Neita-Headley's comments were in response to an article that appeared in this week's Sports Illustrated where former executive director of the Jamaica Anti-Doping Commission (JADCO), Renée Anne Shirley chided the Jamaican government for what she deems its failure to seriously deal with doping control despite several recommendations and warnings.
"We were doing well in sports long before we knew what supplements were. We were doing good in sports long before anybody was ordering anything on the internet. Jamaica is a sporting destination and we will continue to be so," Neita-Headley expressed.
"Nevertheless, we remain committed to ensuring that all is in place and that we reach the ideal of ensuring that we are always compliant with what world standards are."
World Anti-Doping Agency (WADA) director general David Howman had said, in an Associated Press report yesterday, that Shirley's revelations raised several 'serious issues' which should be addressed.
When asked, however, if WADA has been in contact with the country's government with regards to the issue, Neita-Headley's response was "absolutely not."
Neita-Headley declined to comment directly about a past senior employee of JADCO coming out and making such damning remarks about the country's anti-doping efforts.
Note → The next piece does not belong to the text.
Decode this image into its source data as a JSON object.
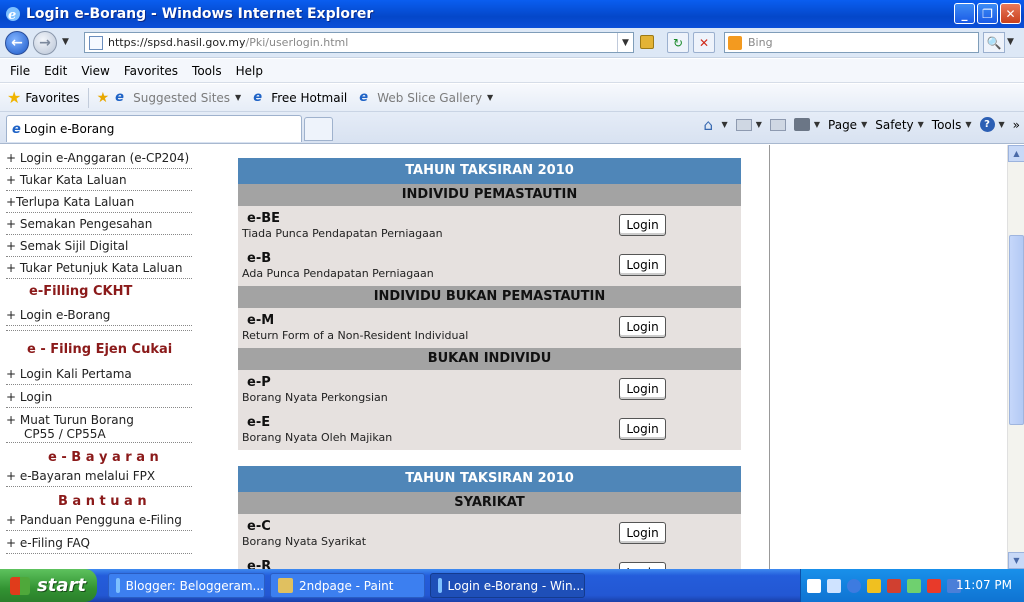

"A lot of things are unfortunate, but we have very little control over people and their personalities," Neita-Headley expressed. "I think what is important is that the programme can stand up to scrutiny. That is what is going to be important and if we do have shortfalls that we seek to address them. The sports programme is more important than any person or personality."
The credibility of the country's athletics programme came under serious scrutiny when five of the island's athletes returned adverse analytical findings last month. That last bout of positive test results came on the heels of a failed test by Veronica Campbell-Brown in June.
The samples from which the five adverse findings were returned had been taken at the National Junior and Senior Championships in June by local anti-doping officials while Campbell-Brown's sample was taken at the Jamaica International Invitational in May by a team comprising local representatives, but led by an IAAF official.